When I do it like this:

type MyExclude<A2, B2> = A2 extends B2 ? never : A2
type C2 = MyExclude<A, B>
// C2 = 'b'

It works correctly, i.e. i get 'b'.

But when I do it directly like this:

type C = A extends B ? never : A
// C = 'a' | 'b'

It doesn't. Why should it matter whether I do it via a intermediary generic type or directly?

Thanks.

CodePudding user response：

When you do it as a generic, Typescript is going to apply the check distributively to each member of the union. So type C2 = MyExclude<A, B> is going to be evaluated not as 'a | b' extends 'a' ? never : 'a | 'b', but rather ('a' extends 'a' ? never : 'a') | ('b' extends 'a' ? never : 'b'). 'a' does extend B, so that results in never. 'b' does not extend B, so that results in 'b'. And the final result is never | 'b', which is just 'b'.

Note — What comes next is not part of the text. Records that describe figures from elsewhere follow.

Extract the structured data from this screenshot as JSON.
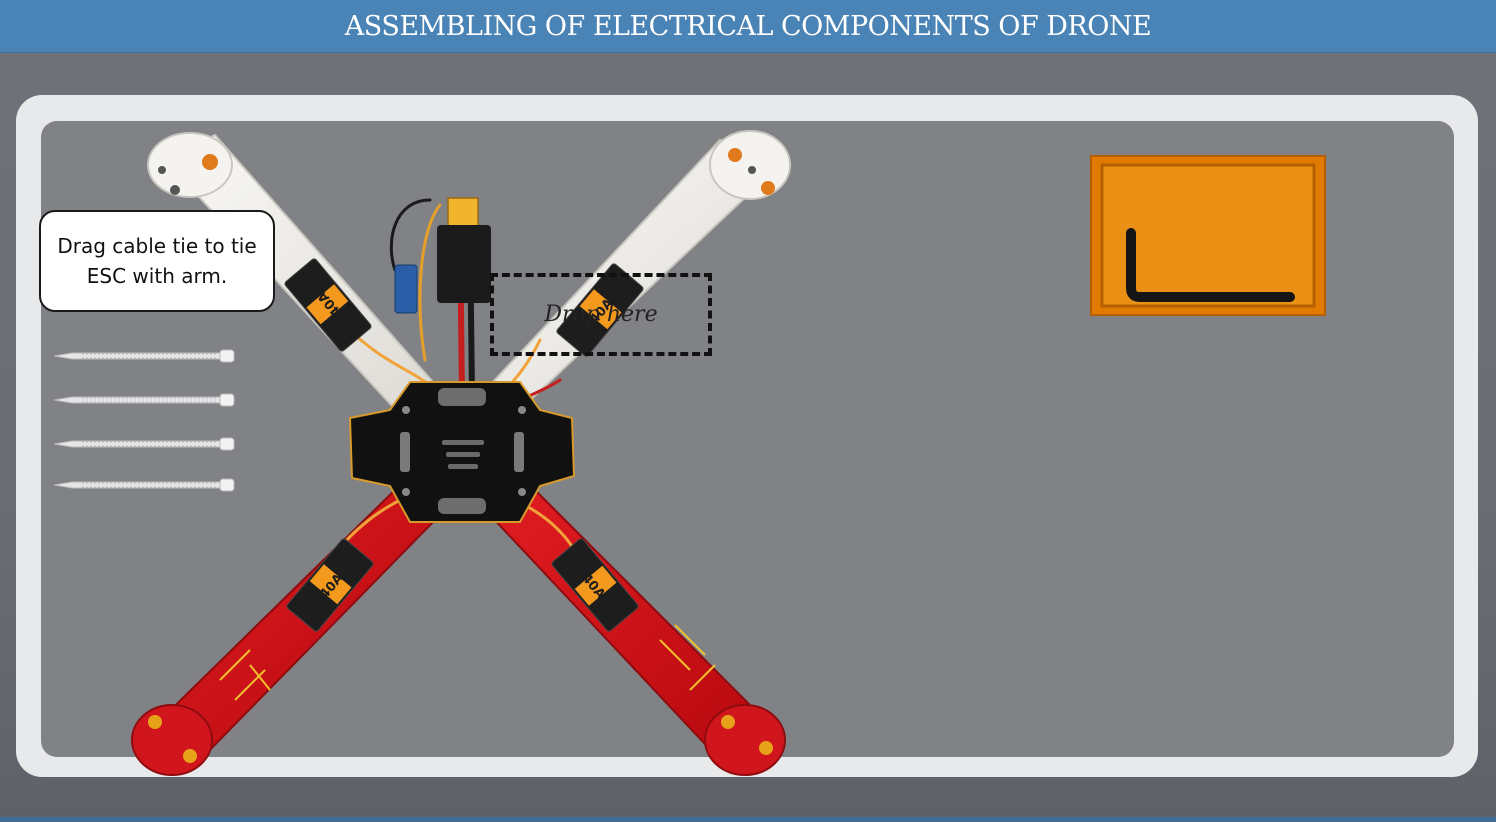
{
  "header": {
    "title": "ASSEMBLING OF ELECTRICAL COMPONENTS OF DRONE"
  },
  "instruction": {
    "text": "Drag cable tie to tie ESC with arm."
  },
  "dropzone": {
    "label": "Drop here"
  },
  "esc": {
    "label": "40A"
  },
  "cable_ties": [
    {
      "name": "cable-tie-1"
    },
    {
      "name": "cable-tie-2"
    },
    {
      "name": "cable-tie-3"
    },
    {
      "name": "cable-tie-4"
    }
  ],
  "tools": {
    "allen_key_icon": "allen-key-icon"
  },
  "colors": {
    "header": "#4a83b5",
    "stage": "#808285",
    "frame": "#e8e9eb",
    "arm_white": "#f1f0ec",
    "arm_red": "#d0161c",
    "esc_body": "#1d1d1d",
    "esc_accent": "#f39a1e",
    "toolbox": "#e07b00"
  }
}
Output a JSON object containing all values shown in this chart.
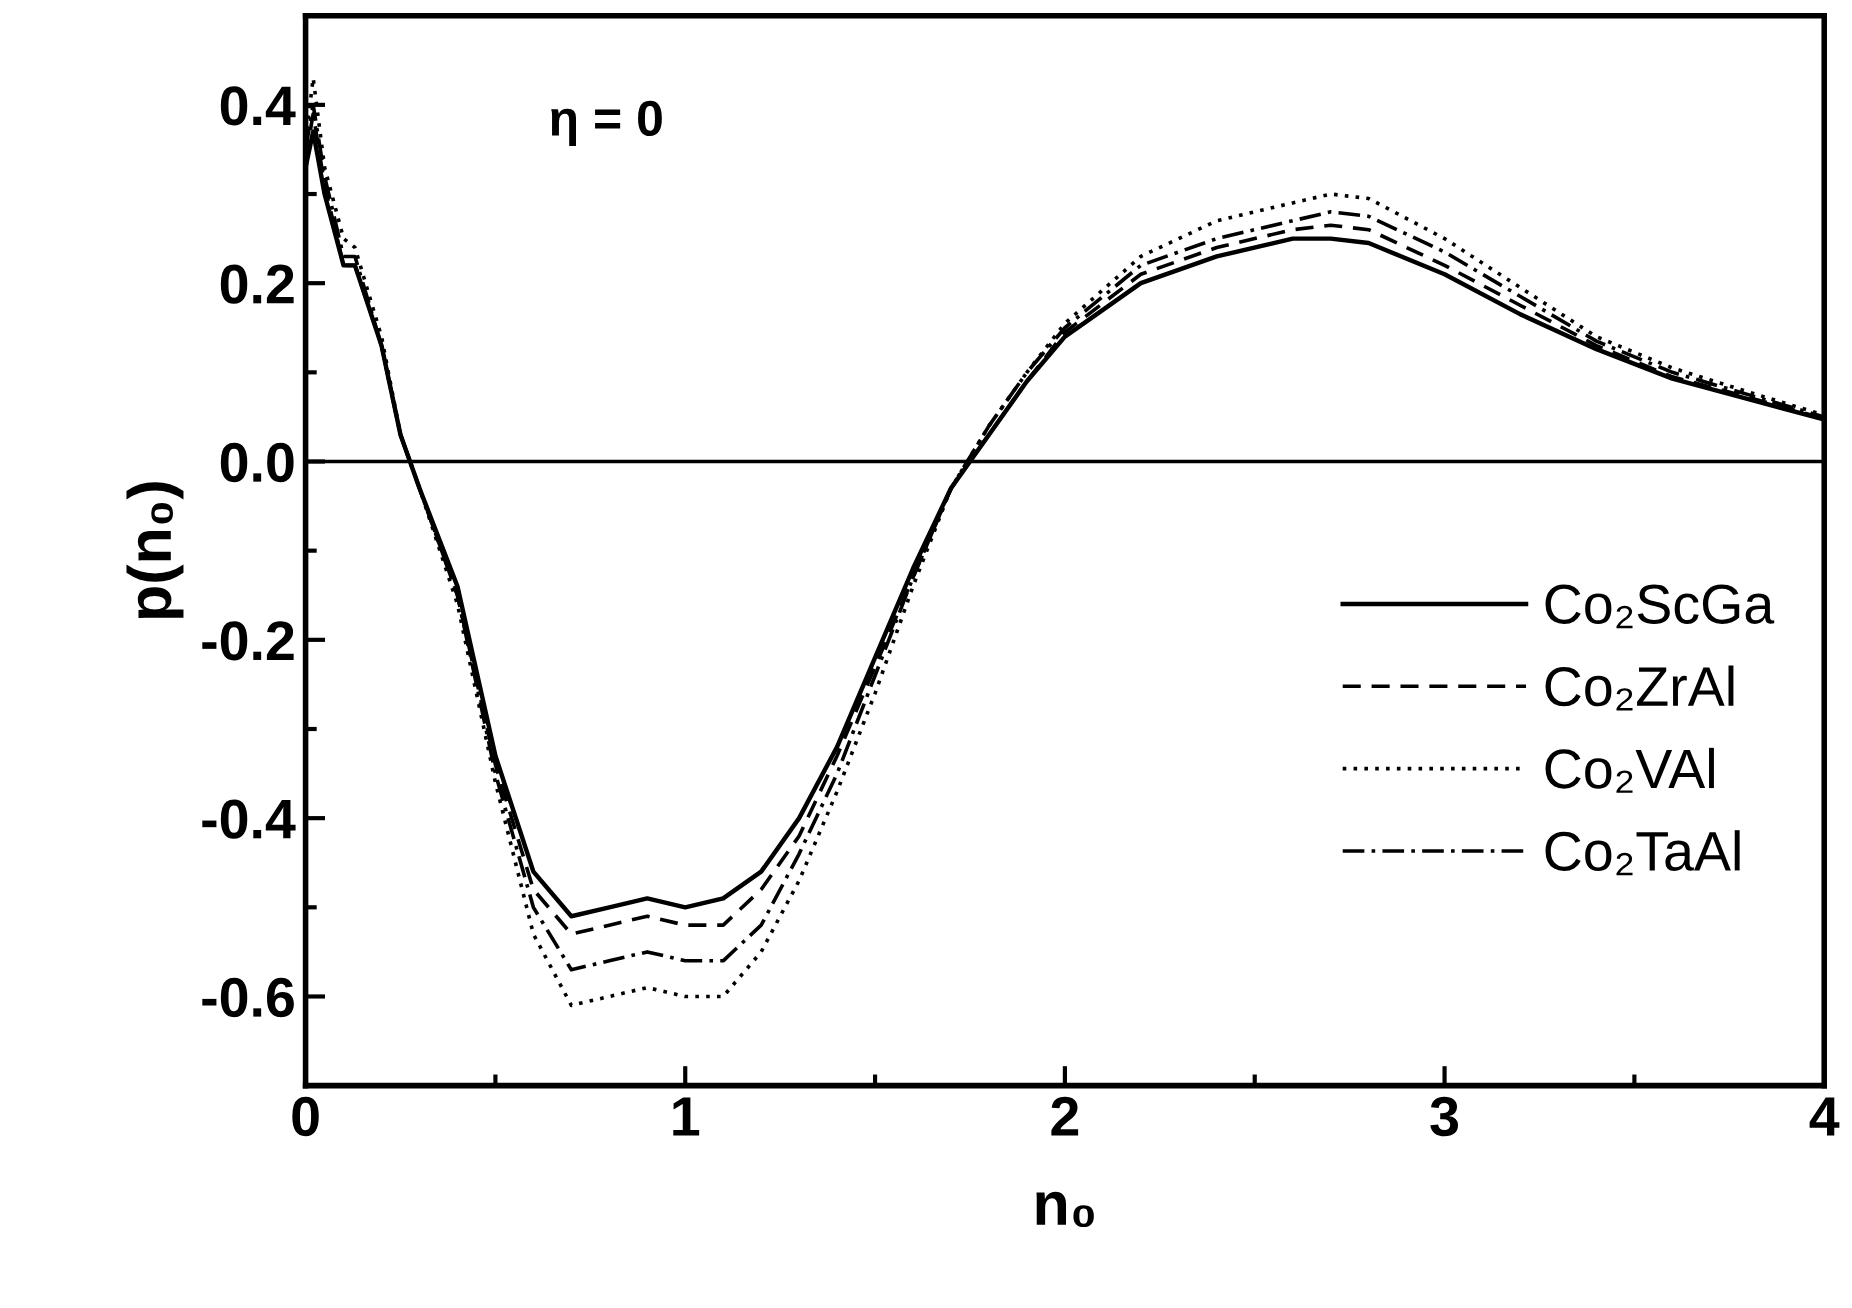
{
  "chart_data": {
    "type": "line",
    "xlabel": "n₀",
    "ylabel": "p(n₀)",
    "annotations": [
      "η = 0"
    ],
    "x": [
      0,
      0.02,
      0.05,
      0.1,
      0.13,
      0.2,
      0.25,
      0.3,
      0.4,
      0.5,
      0.6,
      0.7,
      0.8,
      0.9,
      1.0,
      1.1,
      1.2,
      1.3,
      1.4,
      1.5,
      1.6,
      1.7,
      1.8,
      1.9,
      2.0,
      2.2,
      2.4,
      2.6,
      2.7,
      2.8,
      3.0,
      3.2,
      3.4,
      3.6,
      3.8,
      4.0
    ],
    "series": [
      {
        "name": "Co₂ScGa",
        "color": "#000000",
        "line_style": "solid",
        "values": [
          0.33,
          0.37,
          0.3,
          0.22,
          0.22,
          0.13,
          0.03,
          -0.03,
          -0.14,
          -0.33,
          -0.46,
          -0.51,
          -0.5,
          -0.49,
          -0.5,
          -0.49,
          -0.46,
          -0.4,
          -0.32,
          -0.22,
          -0.12,
          -0.03,
          0.03,
          0.09,
          0.14,
          0.2,
          0.23,
          0.25,
          0.25,
          0.245,
          0.21,
          0.165,
          0.126,
          0.093,
          0.07,
          0.047
        ]
      },
      {
        "name": "Co₂ZrAl",
        "color": "#000000",
        "line_style": "dashed",
        "values": [
          0.34,
          0.39,
          0.31,
          0.22,
          0.22,
          0.13,
          0.03,
          -0.03,
          -0.15,
          -0.34,
          -0.48,
          -0.53,
          -0.52,
          -0.51,
          -0.52,
          -0.52,
          -0.48,
          -0.42,
          -0.33,
          -0.23,
          -0.13,
          -0.03,
          0.03,
          0.09,
          0.145,
          0.21,
          0.24,
          0.26,
          0.265,
          0.26,
          0.22,
          0.175,
          0.13,
          0.095,
          0.072,
          0.048
        ]
      },
      {
        "name": "Co₂VAl",
        "color": "#000000",
        "line_style": "dotted",
        "values": [
          0.36,
          0.43,
          0.33,
          0.25,
          0.24,
          0.14,
          0.03,
          -0.03,
          -0.16,
          -0.36,
          -0.53,
          -0.61,
          -0.6,
          -0.59,
          -0.6,
          -0.6,
          -0.55,
          -0.47,
          -0.37,
          -0.26,
          -0.14,
          -0.03,
          0.04,
          0.1,
          0.155,
          0.23,
          0.27,
          0.29,
          0.3,
          0.295,
          0.25,
          0.195,
          0.14,
          0.105,
          0.078,
          0.052
        ]
      },
      {
        "name": "Co₂TaAl",
        "color": "#000000",
        "line_style": "dashdot",
        "values": [
          0.35,
          0.4,
          0.32,
          0.23,
          0.23,
          0.13,
          0.03,
          -0.03,
          -0.15,
          -0.35,
          -0.5,
          -0.57,
          -0.56,
          -0.55,
          -0.56,
          -0.56,
          -0.52,
          -0.44,
          -0.35,
          -0.24,
          -0.13,
          -0.03,
          0.04,
          0.1,
          0.15,
          0.22,
          0.25,
          0.27,
          0.28,
          0.275,
          0.235,
          0.185,
          0.135,
          0.1,
          0.075,
          0.05
        ]
      }
    ],
    "ref_lines": [
      {
        "axis": "y",
        "value": 0,
        "color": "#000000"
      }
    ],
    "xlim": [
      0,
      4
    ],
    "xticks": [
      0,
      1,
      2,
      3,
      4
    ],
    "ylim": [
      -0.7,
      0.5
    ],
    "yticks": [
      {
        "value": -0.6,
        "label": "-0.6"
      },
      {
        "value": -0.4,
        "label": "-0.4"
      },
      {
        "value": -0.2,
        "label": "-0.2"
      },
      {
        "value": 0,
        "label": "0.0"
      },
      {
        "value": 0.2,
        "label": "0.2"
      },
      {
        "value": 0.4,
        "label": "0.4"
      }
    ],
    "grid": false,
    "legend": "right",
    "marker": "none"
  }
}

The distributive part does not happen if it's not a generic. type C = A extends B ? never : A is just going to be evaluated once, as 'a | b' extends 'a' ? never : 'a | 'b'. 'a' | 'b' does not extend 'a', so the result is the whole type, 'a' | 'b'

See distributive conditional types

Distributive conditional types

Conditional types in which the checked type is a naked type parameter are called distributive conditional types. Distributive conditional types are automatically distributed over union types during instantiation. For example, an instantiation of T extends U ? X : Y with the type argument A | B | C for T is resolved as (A extends U ? X : Y) | (B extends U ? X : Y) | (C extends U ? X : Y).